In another case, the U.S. Supreme Court refused (December 3, 2009) to stay the execution of Bobby Wayne Woods (44), who was convicted for a 1997 murder of an 11-year-old girl in Texas. His lawyers argued that Woods was too mentally impaired to qualify for capital punishment. Over the years, his intelligence quotient ranged between 68 and 86. Support was sought from the 2002 decision by the same court that reprieved one Daryl Atkins, who had been convicted for abduction, armed robbery and capital murder. This lenience was on the basis mainly of a forensic psychologists testimony that Atkins was mentally retarded. Justice Paul Steven, who wrote the 6-3 judgment, said that death to such a person was an unusual and cruel punishment prohibited by the Eighth Amendment.

For some reason, the Atkins decision did not come to the rescue of Woods. Legal experts believe that the 2002 ruling had left behind a grey area as to who qualified and who did not on standards of impairment. This was possibly left by the U.S. Supreme Court to be decided by State courts. It is reasonable that the I.Q. score is perceived as a good standard to determine the degree of mental impairment. Professor Maurie Levin, who teaches law at the University of Texas and who defended Woods, told the court that Woods I.Q. was around 70 and that this was the magical cut-off point for determining whether someone is mentally retarded. The court was not impressed with this argument and gave the green signal for Woods execution.

A third case before the U.S. Supreme Court that has received some publicity now is the one from Alabama. Here, one Billy Joe Magwood is on death row for murdering a County Sheriff in 1979. The then State law imposed two conditions for a death sentence: the offence on hand should be within a list of 14, and there should be some aggravating circumstances under which it was committed. Magwood satisfied the first but not the second condition. Unfortunately, his lawyers were harping right through on grounds other than the absence of aggravating circumstance. They brought this up only in 1997, more than 15 years after he was sentenced to death and 12 years since his re-sentence.

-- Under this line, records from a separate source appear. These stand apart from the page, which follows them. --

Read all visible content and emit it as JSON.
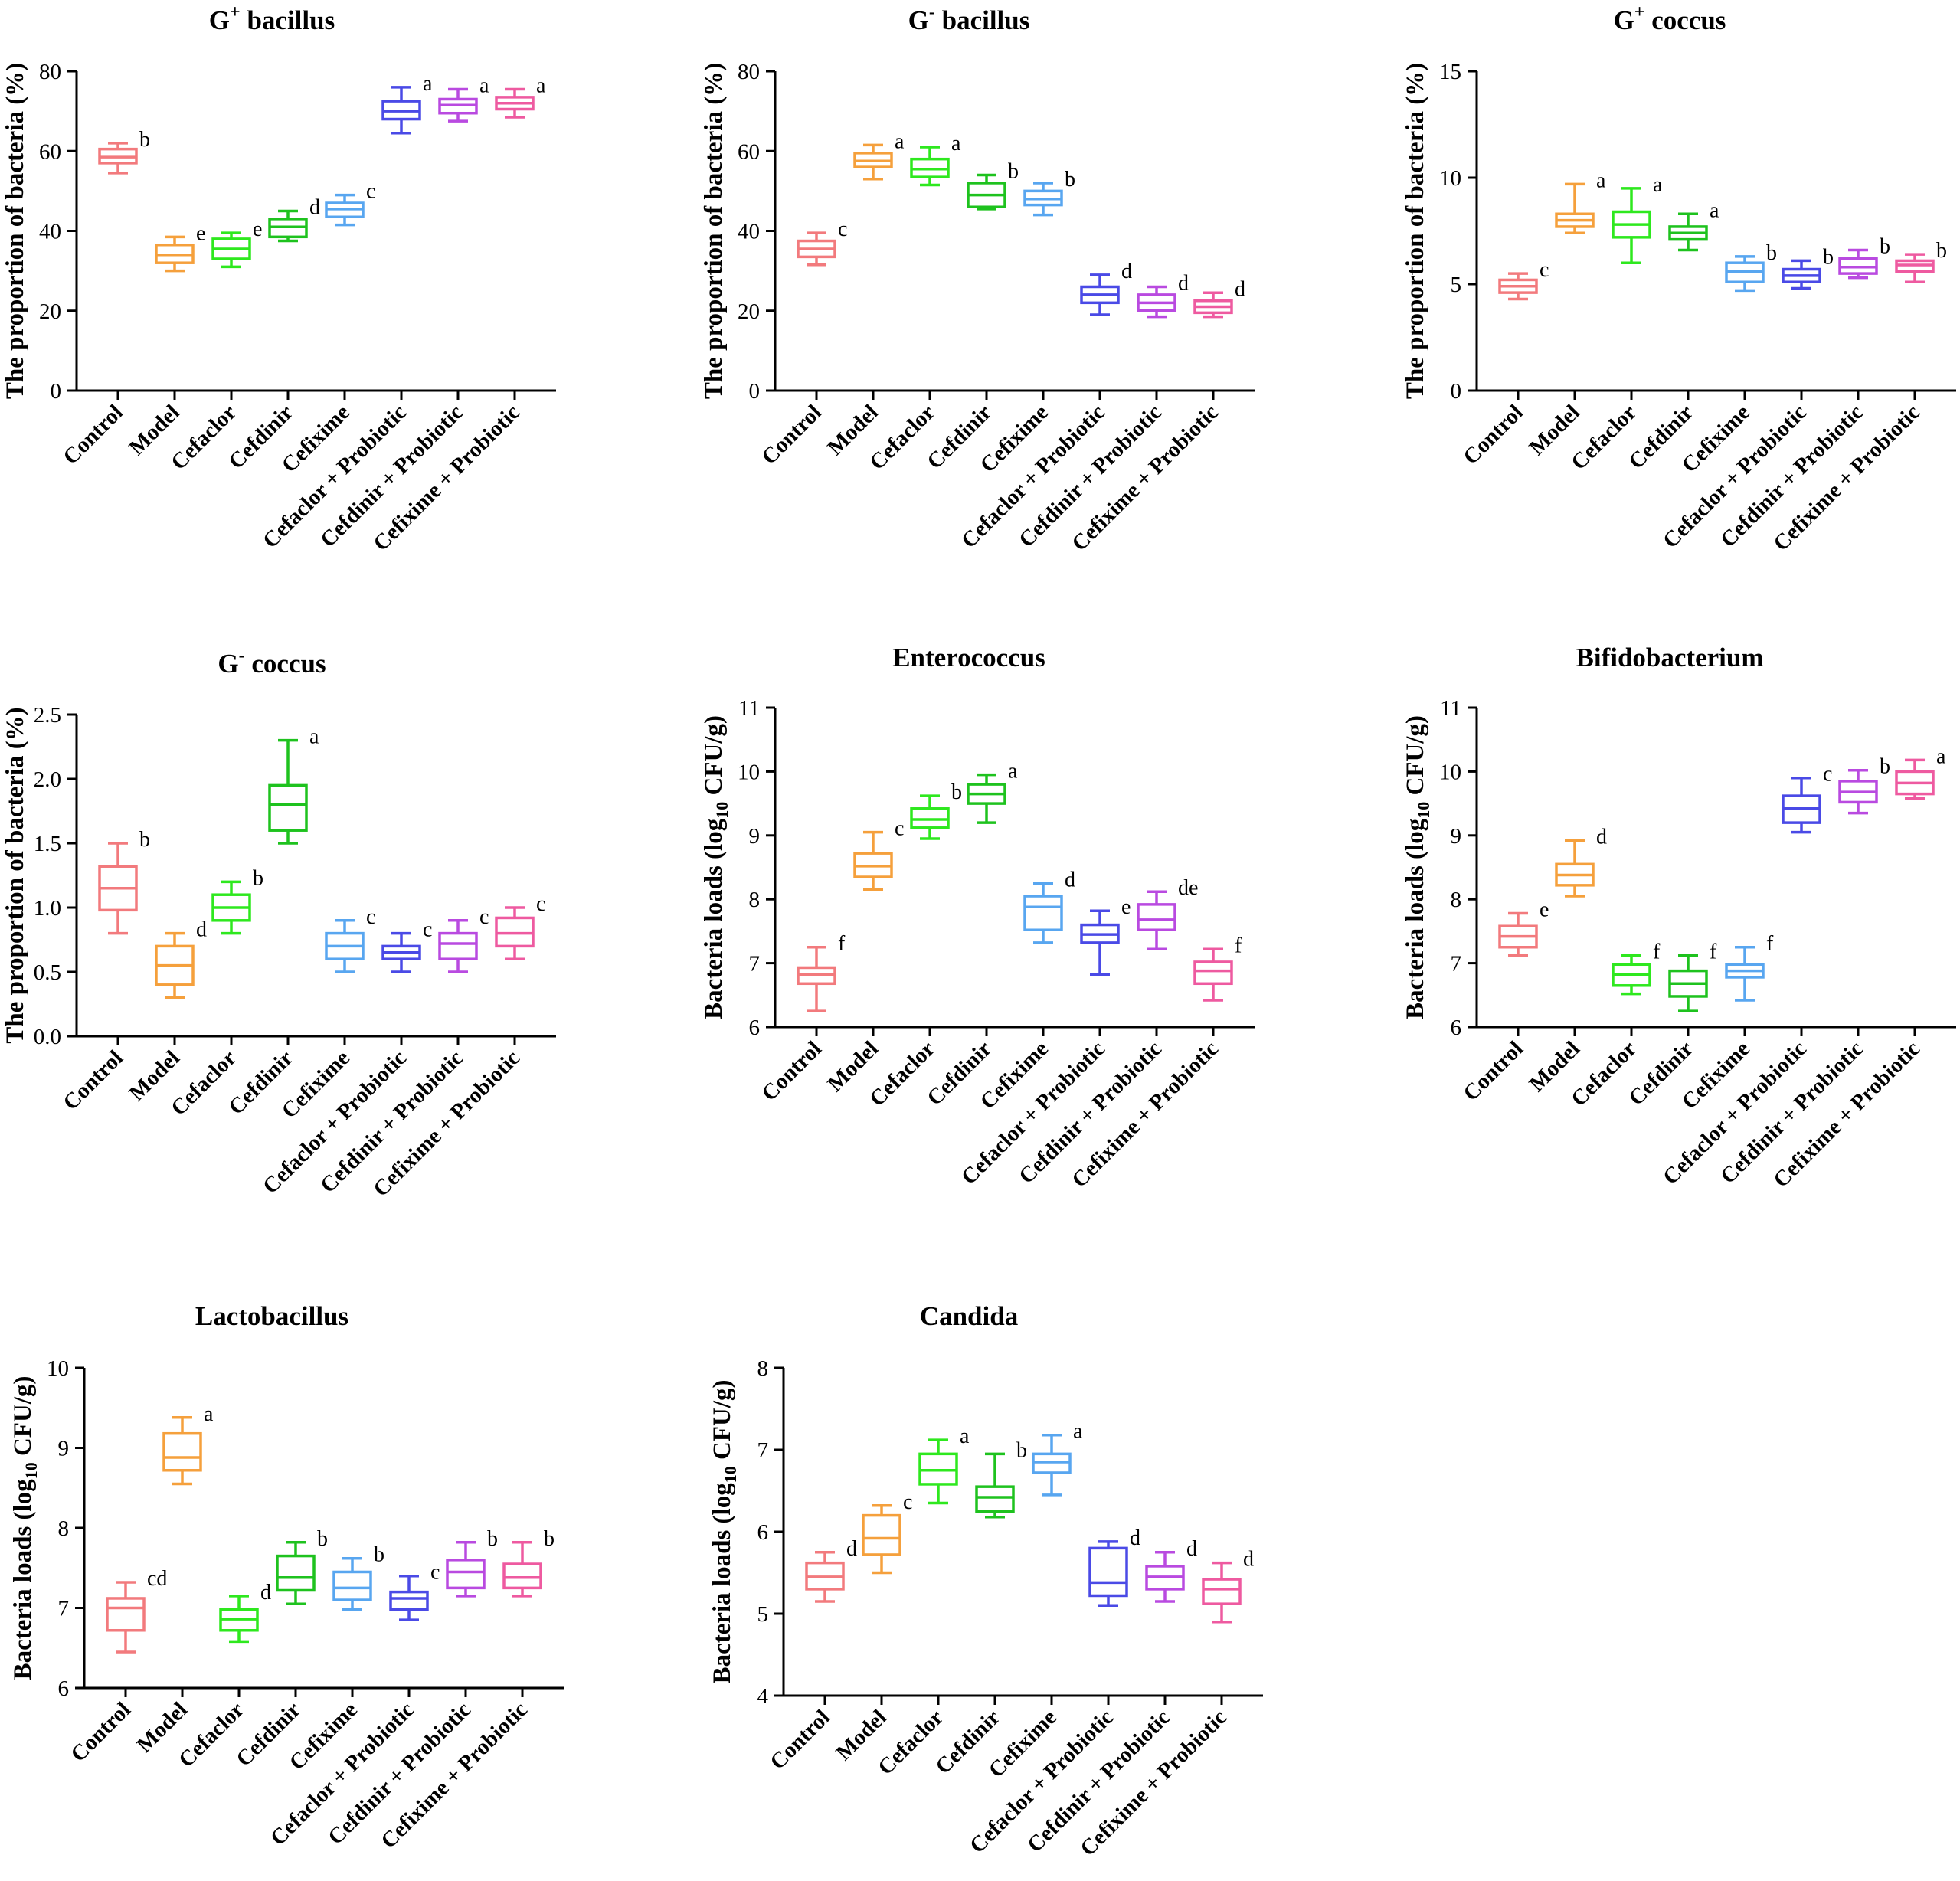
{
  "palette": [
    "#f27a7d",
    "#f5a03c",
    "#2ee81e",
    "#1ec21e",
    "#58a6f0",
    "#4a4ae6",
    "#b94ae0",
    "#ee5aa0"
  ],
  "chart_data": [
    {
      "type": "boxplot",
      "title_main": "G",
      "title_sup": "+",
      "title_rest": " bacillus",
      "ylabel": "The proportion of bacteria (%)",
      "ylim": [
        0,
        80
      ],
      "yticks": [
        "0",
        "20",
        "40",
        "60",
        "80"
      ],
      "categories": [
        "Control",
        "Model",
        "Cefaclor",
        "Cefdinir",
        "Cefixime",
        "Cefaclor + Probiotic",
        "Cefdinir + Probiotic",
        "Cefixime + Probiotic"
      ],
      "boxes": [
        {
          "min": 54.5,
          "q1": 57,
          "median": 58.5,
          "q3": 60.5,
          "max": 62
        },
        {
          "min": 30,
          "q1": 32,
          "median": 34,
          "q3": 36.5,
          "max": 38.5
        },
        {
          "min": 31,
          "q1": 33,
          "median": 35.5,
          "q3": 38,
          "max": 39.5
        },
        {
          "min": 37.5,
          "q1": 38.5,
          "median": 41,
          "q3": 43,
          "max": 45
        },
        {
          "min": 41.5,
          "q1": 43.5,
          "median": 45.5,
          "q3": 47,
          "max": 49
        },
        {
          "min": 64.5,
          "q1": 68,
          "median": 70,
          "q3": 72.5,
          "max": 76
        },
        {
          "min": 67.5,
          "q1": 69.5,
          "median": 71.5,
          "q3": 73,
          "max": 75.5
        },
        {
          "min": 68.5,
          "q1": 70.5,
          "median": 72,
          "q3": 73.5,
          "max": 75.5
        }
      ],
      "letters": [
        "b",
        "e",
        "e",
        "d",
        "c",
        "a",
        "a",
        "a"
      ]
    },
    {
      "type": "boxplot",
      "title_main": "G",
      "title_sup": "-",
      "title_rest": " bacillus",
      "ylabel": "The proportion of bacteria (%)",
      "ylim": [
        0,
        80
      ],
      "yticks": [
        "0",
        "20",
        "40",
        "60",
        "80"
      ],
      "categories": [
        "Control",
        "Model",
        "Cefaclor",
        "Cefdinir",
        "Cefixime",
        "Cefaclor + Probiotic",
        "Cefdinir + Probiotic",
        "Cefixime + Probiotic"
      ],
      "boxes": [
        {
          "min": 31.5,
          "q1": 33.5,
          "median": 35.5,
          "q3": 37.5,
          "max": 39.5
        },
        {
          "min": 53,
          "q1": 56,
          "median": 57.5,
          "q3": 59.5,
          "max": 61.5
        },
        {
          "min": 51.5,
          "q1": 53.5,
          "median": 55.5,
          "q3": 58,
          "max": 61
        },
        {
          "min": 45.5,
          "q1": 46,
          "median": 49,
          "q3": 52,
          "max": 54
        },
        {
          "min": 44,
          "q1": 46.5,
          "median": 48,
          "q3": 50,
          "max": 52
        },
        {
          "min": 19,
          "q1": 22,
          "median": 24,
          "q3": 26,
          "max": 29
        },
        {
          "min": 18.5,
          "q1": 20,
          "median": 22,
          "q3": 24,
          "max": 26
        },
        {
          "min": 18.5,
          "q1": 19.5,
          "median": 21,
          "q3": 22.5,
          "max": 24.5
        }
      ],
      "letters": [
        "c",
        "a",
        "a",
        "b",
        "b",
        "d",
        "d",
        "d"
      ]
    },
    {
      "type": "boxplot",
      "title_main": "G",
      "title_sup": "+",
      "title_rest": " coccus",
      "ylabel": "The proportion of bacteria (%)",
      "ylim": [
        0,
        15
      ],
      "yticks": [
        "0",
        "5",
        "10",
        "15"
      ],
      "categories": [
        "Control",
        "Model",
        "Cefaclor",
        "Cefdinir",
        "Cefixime",
        "Cefaclor + Probiotic",
        "Cefdinir + Probiotic",
        "Cefixime + Probiotic"
      ],
      "boxes": [
        {
          "min": 4.3,
          "q1": 4.6,
          "median": 4.9,
          "q3": 5.2,
          "max": 5.5
        },
        {
          "min": 7.4,
          "q1": 7.7,
          "median": 8.0,
          "q3": 8.3,
          "max": 9.7
        },
        {
          "min": 6.0,
          "q1": 7.2,
          "median": 7.8,
          "q3": 8.4,
          "max": 9.5
        },
        {
          "min": 6.6,
          "q1": 7.1,
          "median": 7.4,
          "q3": 7.7,
          "max": 8.3
        },
        {
          "min": 4.7,
          "q1": 5.1,
          "median": 5.6,
          "q3": 6.0,
          "max": 6.3
        },
        {
          "min": 4.8,
          "q1": 5.1,
          "median": 5.4,
          "q3": 5.7,
          "max": 6.1
        },
        {
          "min": 5.3,
          "q1": 5.5,
          "median": 5.8,
          "q3": 6.2,
          "max": 6.6
        },
        {
          "min": 5.1,
          "q1": 5.6,
          "median": 5.9,
          "q3": 6.1,
          "max": 6.4
        }
      ],
      "letters": [
        "c",
        "a",
        "a",
        "a",
        "b",
        "b",
        "b",
        "b"
      ]
    },
    {
      "type": "boxplot",
      "title_main": "G",
      "title_sup": "-",
      "title_rest": " coccus",
      "ylabel": "The proportion of bacteria (%)",
      "ylim": [
        0,
        2.5
      ],
      "yticks": [
        "0.0",
        "0.5",
        "1.0",
        "1.5",
        "2.0",
        "2.5"
      ],
      "categories": [
        "Control",
        "Model",
        "Cefaclor",
        "Cefdinir",
        "Cefixime",
        "Cefaclor + Probiotic",
        "Cefdinir + Probiotic",
        "Cefixime + Probiotic"
      ],
      "boxes": [
        {
          "min": 0.8,
          "q1": 0.98,
          "median": 1.15,
          "q3": 1.32,
          "max": 1.5
        },
        {
          "min": 0.3,
          "q1": 0.4,
          "median": 0.55,
          "q3": 0.7,
          "max": 0.8
        },
        {
          "min": 0.8,
          "q1": 0.9,
          "median": 1.0,
          "q3": 1.1,
          "max": 1.2
        },
        {
          "min": 1.5,
          "q1": 1.6,
          "median": 1.8,
          "q3": 1.95,
          "max": 2.3
        },
        {
          "min": 0.5,
          "q1": 0.6,
          "median": 0.7,
          "q3": 0.8,
          "max": 0.9
        },
        {
          "min": 0.5,
          "q1": 0.6,
          "median": 0.65,
          "q3": 0.7,
          "max": 0.8
        },
        {
          "min": 0.5,
          "q1": 0.6,
          "median": 0.72,
          "q3": 0.8,
          "max": 0.9
        },
        {
          "min": 0.6,
          "q1": 0.7,
          "median": 0.8,
          "q3": 0.92,
          "max": 1.0
        }
      ],
      "letters": [
        "b",
        "d",
        "b",
        "a",
        "c",
        "c",
        "c",
        "c"
      ]
    },
    {
      "type": "boxplot",
      "title_main": "Enterococcus",
      "title_sup": "",
      "title_rest": "",
      "ylabel_pre": "Bacteria loads (log",
      "ylabel_sub": "10",
      "ylabel_post": " CFU/g)",
      "ylim": [
        6,
        11
      ],
      "yticks": [
        "6",
        "7",
        "8",
        "9",
        "10",
        "11"
      ],
      "categories": [
        "Control",
        "Model",
        "Cefaclor",
        "Cefdinir",
        "Cefixime",
        "Cefaclor + Probiotic",
        "Cefdinir + Probiotic",
        "Cefixime + Probiotic"
      ],
      "boxes": [
        {
          "min": 6.25,
          "q1": 6.68,
          "median": 6.82,
          "q3": 6.93,
          "max": 7.25
        },
        {
          "min": 8.15,
          "q1": 8.35,
          "median": 8.52,
          "q3": 8.72,
          "max": 9.05
        },
        {
          "min": 8.95,
          "q1": 9.12,
          "median": 9.25,
          "q3": 9.42,
          "max": 9.62
        },
        {
          "min": 9.2,
          "q1": 9.5,
          "median": 9.65,
          "q3": 9.8,
          "max": 9.95
        },
        {
          "min": 7.32,
          "q1": 7.52,
          "median": 7.88,
          "q3": 8.05,
          "max": 8.25
        },
        {
          "min": 6.82,
          "q1": 7.32,
          "median": 7.45,
          "q3": 7.6,
          "max": 7.82
        },
        {
          "min": 7.22,
          "q1": 7.52,
          "median": 7.68,
          "q3": 7.92,
          "max": 8.12
        },
        {
          "min": 6.42,
          "q1": 6.68,
          "median": 6.88,
          "q3": 7.02,
          "max": 7.22
        }
      ],
      "letters": [
        "f",
        "c",
        "b",
        "a",
        "d",
        "e",
        "de",
        "f"
      ]
    },
    {
      "type": "boxplot",
      "title_main": "Bifidobacterium",
      "title_sup": "",
      "title_rest": "",
      "ylabel_pre": "Bacteria loads (log",
      "ylabel_sub": "10",
      "ylabel_post": " CFU/g)",
      "ylim": [
        6,
        11
      ],
      "yticks": [
        "6",
        "7",
        "8",
        "9",
        "10",
        "11"
      ],
      "categories": [
        "Control",
        "Model",
        "Cefaclor",
        "Cefdinir",
        "Cefixime",
        "Cefaclor + Probiotic",
        "Cefdinir + Probiotic",
        "Cefixime + Probiotic"
      ],
      "boxes": [
        {
          "min": 7.12,
          "q1": 7.25,
          "median": 7.42,
          "q3": 7.58,
          "max": 7.78
        },
        {
          "min": 8.05,
          "q1": 8.22,
          "median": 8.38,
          "q3": 8.55,
          "max": 8.92
        },
        {
          "min": 6.52,
          "q1": 6.65,
          "median": 6.82,
          "q3": 6.98,
          "max": 7.12
        },
        {
          "min": 6.25,
          "q1": 6.48,
          "median": 6.68,
          "q3": 6.88,
          "max": 7.12
        },
        {
          "min": 6.42,
          "q1": 6.78,
          "median": 6.88,
          "q3": 6.98,
          "max": 7.25
        },
        {
          "min": 9.05,
          "q1": 9.2,
          "median": 9.42,
          "q3": 9.62,
          "max": 9.9
        },
        {
          "min": 9.35,
          "q1": 9.52,
          "median": 9.68,
          "q3": 9.85,
          "max": 10.02
        },
        {
          "min": 9.58,
          "q1": 9.65,
          "median": 9.82,
          "q3": 10.0,
          "max": 10.18
        }
      ],
      "letters": [
        "e",
        "d",
        "f",
        "f",
        "f",
        "c",
        "b",
        "a"
      ]
    },
    {
      "type": "boxplot",
      "title_main": "Lactobacillus",
      "title_sup": "",
      "title_rest": "",
      "ylabel_pre": "Bacteria loads (log",
      "ylabel_sub": "10",
      "ylabel_post": " CFU/g)",
      "ylim": [
        6,
        10
      ],
      "yticks": [
        "6",
        "7",
        "8",
        "9",
        "10"
      ],
      "categories": [
        "Control",
        "Model",
        "Cefaclor",
        "Cefdinir",
        "Cefixime",
        "Cefaclor + Probiotic",
        "Cefdinir + Probiotic",
        "Cefixime + Probiotic"
      ],
      "boxes": [
        {
          "min": 6.45,
          "q1": 6.72,
          "median": 7.0,
          "q3": 7.12,
          "max": 7.32
        },
        {
          "min": 8.55,
          "q1": 8.72,
          "median": 8.88,
          "q3": 9.18,
          "max": 9.38
        },
        {
          "min": 6.58,
          "q1": 6.72,
          "median": 6.86,
          "q3": 6.98,
          "max": 7.15
        },
        {
          "min": 7.05,
          "q1": 7.22,
          "median": 7.38,
          "q3": 7.65,
          "max": 7.82
        },
        {
          "min": 6.98,
          "q1": 7.1,
          "median": 7.25,
          "q3": 7.45,
          "max": 7.62
        },
        {
          "min": 6.85,
          "q1": 6.98,
          "median": 7.12,
          "q3": 7.2,
          "max": 7.4
        },
        {
          "min": 7.15,
          "q1": 7.25,
          "median": 7.45,
          "q3": 7.6,
          "max": 7.82
        },
        {
          "min": 7.15,
          "q1": 7.25,
          "median": 7.38,
          "q3": 7.55,
          "max": 7.82
        }
      ],
      "letters": [
        "cd",
        "a",
        "d",
        "b",
        "b",
        "c",
        "b",
        "b"
      ]
    },
    {
      "type": "boxplot",
      "title_main": "Candida",
      "title_sup": "",
      "title_rest": "",
      "ylabel_pre": "Bacteria loads (log",
      "ylabel_sub": "10",
      "ylabel_post": " CFU/g)",
      "ylim": [
        4,
        8
      ],
      "yticks": [
        "4",
        "5",
        "6",
        "7",
        "8"
      ],
      "categories": [
        "Control",
        "Model",
        "Cefaclor",
        "Cefdinir",
        "Cefixime",
        "Cefaclor + Probiotic",
        "Cefdinir + Probiotic",
        "Cefixime + Probiotic"
      ],
      "boxes": [
        {
          "min": 5.15,
          "q1": 5.3,
          "median": 5.45,
          "q3": 5.62,
          "max": 5.75
        },
        {
          "min": 5.5,
          "q1": 5.72,
          "median": 5.92,
          "q3": 6.2,
          "max": 6.32
        },
        {
          "min": 6.35,
          "q1": 6.58,
          "median": 6.75,
          "q3": 6.95,
          "max": 7.12
        },
        {
          "min": 6.18,
          "q1": 6.25,
          "median": 6.42,
          "q3": 6.55,
          "max": 6.95
        },
        {
          "min": 6.45,
          "q1": 6.72,
          "median": 6.85,
          "q3": 6.95,
          "max": 7.18
        },
        {
          "min": 5.1,
          "q1": 5.22,
          "median": 5.38,
          "q3": 5.8,
          "max": 5.88
        },
        {
          "min": 5.15,
          "q1": 5.3,
          "median": 5.45,
          "q3": 5.58,
          "max": 5.75
        },
        {
          "min": 4.9,
          "q1": 5.12,
          "median": 5.3,
          "q3": 5.42,
          "max": 5.62
        }
      ],
      "letters": [
        "d",
        "c",
        "a",
        "b",
        "a",
        "d",
        "d",
        "d"
      ]
    }
  ]
}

The U.S. Court of Appeals rejected Magwoods appeal in January 2009 as being too late. In projecting a humane face, the U.S. Supreme Court has however now agreed to hear Magwood in spring. The court has made it clear that it will discuss not the rightness of the sentence but whether Magwoods new lawyers were too late in raising the point that what Magwood did in 1979 was not a capital crime at that time. Not many gave Magwood a chance of being heard by the apex court. This is no doubt a victory of sorts for the defendant. But what is more significant is that the apex court chose to spare time amidst its tight schedule to examine a purely technical point.

This reveals high sensitivity and compassion to a convict and is in sync with one of its 2008 decisions (Kennedy vs Louisiana), when it held that it was unconstitutional and disproportionate to award death sentence to a child rapist, however abominable his act might be. This ruling did not exactly gel with hardliners in the country. I thought this was an endeavour to show a humane face because what will ultimately be remembered about a court is not how resolute it was but how articulate and skilful it was in meshing firmness with mercy and kindness. Superior courts would distinguish themselves if they conformed to this exacting standard while dispensing justice.